Monday, 2 February 2015

Panning for Gold

Socca di Sedano Rapa & Ceci, con Rosmarino, Timo, Senape & Camembert
Celeriac & Chickpea Socca, with Rosemary, Thyme, Mustard & Camembert

This may not be a traditional French Socca- but then I am neither French, nor that much of a traditionalist! I love traditional foods, but love even more to re-interpret them in new and different ways- hadn't you noticed?

This is a variation on the French chickpea-flour flatbreads that get baked in the pan, just like Italian "Farinata"- and don't get me wrong! Those simple things taste delicious... but... then so does this- and maybe just a little bit more so!


My main motivation and inspiration for making this dish was the fact that I had that hunk of celeriac root sitting in my fridge, waiting to be used... and was not sure what to do with it. I love the flavor of roasted chickpeas and farinata or socca is always a treat, even if it is such a simple thing. So hey- it was a perfect opportunity to try having the best of both worlds- doing some sensible house-keeping and making an edible solution!


To make my pan-sized Socca, I used up the last 3/4's of the celeriac root (enough to fill your frying pan up to about 1" thick), 1 Spring onion, a half of a small Camembert cheese (just 50g), 1 tablespoon of coarse French mustard, some dried rosemary, some fresh thyme and about 1 coffee cupful of chickpea flour.


This is absolutely not the traditional method- it is one that I improvised, based on an Indian method of cooking with chickpea flour actually, where it is first dry-roasted in the pan before having moisture added, to enhance its flavor. It was partly that, partly recklessness and also a little bit of thick-headedness and laziness too... Works well for me!


Prep work here is simple... the celeriac needs to be peeled and finely grated and the Spring onion needs to be finely chopped. If you have a funky gadget or machine to help you with the grating- great! I don't and my arm is aching to prove it- haha! But no- this is easy stuff- and if your arm isn't tired from grating, you can get ready to use it for some stirring too!


The good news is that the grated celeriac, the flour, the rosemary, onion, a good pinch of salt and plenty of pepper and nutmeg can all go into the frying pan at the same time.


The bad news, is that when you turn on the heat and start stirring it, it is soon going to begin turning into a thick, firm paste!
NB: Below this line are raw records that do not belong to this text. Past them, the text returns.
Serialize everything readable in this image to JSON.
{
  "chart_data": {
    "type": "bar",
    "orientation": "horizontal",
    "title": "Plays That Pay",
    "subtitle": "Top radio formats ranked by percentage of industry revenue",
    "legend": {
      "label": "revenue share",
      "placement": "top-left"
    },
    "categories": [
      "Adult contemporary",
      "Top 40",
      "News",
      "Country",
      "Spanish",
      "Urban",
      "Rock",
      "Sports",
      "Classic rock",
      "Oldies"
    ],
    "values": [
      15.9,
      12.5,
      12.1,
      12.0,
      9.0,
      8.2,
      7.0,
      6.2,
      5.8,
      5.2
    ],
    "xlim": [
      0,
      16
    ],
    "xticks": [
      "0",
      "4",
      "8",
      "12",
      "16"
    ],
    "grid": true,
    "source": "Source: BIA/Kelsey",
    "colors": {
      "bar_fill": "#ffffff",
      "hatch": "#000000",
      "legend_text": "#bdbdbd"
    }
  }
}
But fear not, keep stirring and scraping it up from the base (with a wooden spoon!!!), much as you would if you were making a choux pastry.

At this point, you will notice, despite your distress, a delicious aroma... which will be encouragement enough I hope for you to be brave and persevere!
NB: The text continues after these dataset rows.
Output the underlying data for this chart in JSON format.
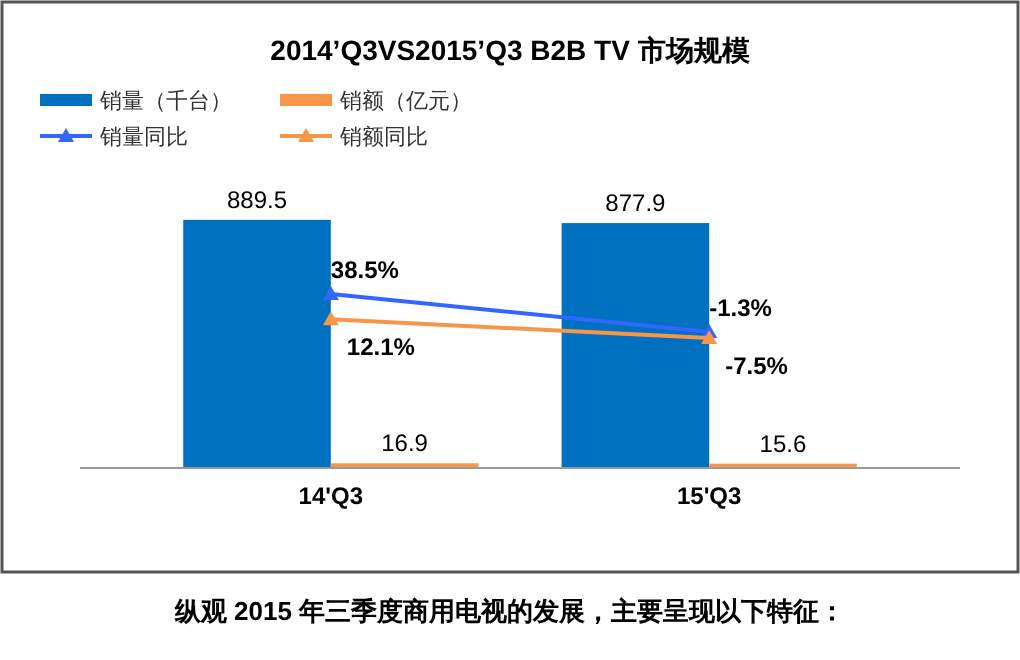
{
  "chart_data": {
    "type": "bar",
    "title": "2014’Q3VS2015’Q3 B2B TV 市场规模",
    "categories": [
      "14'Q3",
      "15'Q3"
    ],
    "series": [
      {
        "name": "销量（千台）",
        "color": "#0070c0",
        "values": [
          889.5,
          877.9
        ],
        "value_labels": [
          "889.5",
          "877.9"
        ]
      },
      {
        "name": "销额（亿元）",
        "color": "#f79646",
        "values": [
          16.9,
          15.6
        ],
        "value_labels": [
          "16.9",
          "15.6"
        ]
      },
      {
        "name": "销量同比",
        "type": "line",
        "axis": "y2",
        "marker": "triangle",
        "color": "#3366ff",
        "values": [
          38.5,
          -1.3
        ],
        "value_labels": [
          "38.5%",
          "-1.3%"
        ]
      },
      {
        "name": "销额同比",
        "type": "line",
        "axis": "y2",
        "marker": "triangle",
        "color": "#f79646",
        "values": [
          12.1,
          -7.5
        ],
        "value_labels": [
          "12.1%",
          "-7.5%"
        ]
      }
    ],
    "legend": "top left",
    "annotations": [
      "纵观 2015 年三季度商用电视的发展，主要呈现以下特征："
    ]
  }
}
Next, add a little water to the pan, just enough to loosen up the mixture and to dissolve the flour- which will not clump-up as it has been evenly mixed with the grated celeriac root. Just keep stirring and adding just a touch of water at a time and soon, the worst of it will be over... haha!


Before you know it, you will have a smooth mixture with the consistency of mashed potato- and at this point, you can add the cheese, cut into small pieces so that it mixes in nice and evenly, the mustard and the thyme.


Smooth out the mixture with the back of a wooden spoon, nicely and evenly, making sure to scrape in and press down the outer edges.


Absolutely not important- but hey! I had a fork and I was not afraid to use it! And it does makes things a little bit prettier- don't you think?


Into a hot oven it went- at 180°C for 45-60 minutes, depending on your oven- but basically until it is deliciously golden brown and wonderfully aromatic.


The cheese will be bubbling away when you fetch it out of the oven, which of course will mean that the interior will be soft too- so bare this in mind when you come to serve it! It will become firmer and easier to handle if you allow it to cool for a while first- but you can always scoop it up with a flat serving spoon and enjoy it piping hot too!


You don't need to add anything at all to this for it to be delicious- but you may want to add a colorful garnish before serving as I did- I am generous that way.


 Crispy outside, moist inside, filled with rich flavors of cheese, mustard, chickpeas, nutmeg and of course, the earthy star of the show celeriac- this is pretty intense stuff! I hope you enjoy it too!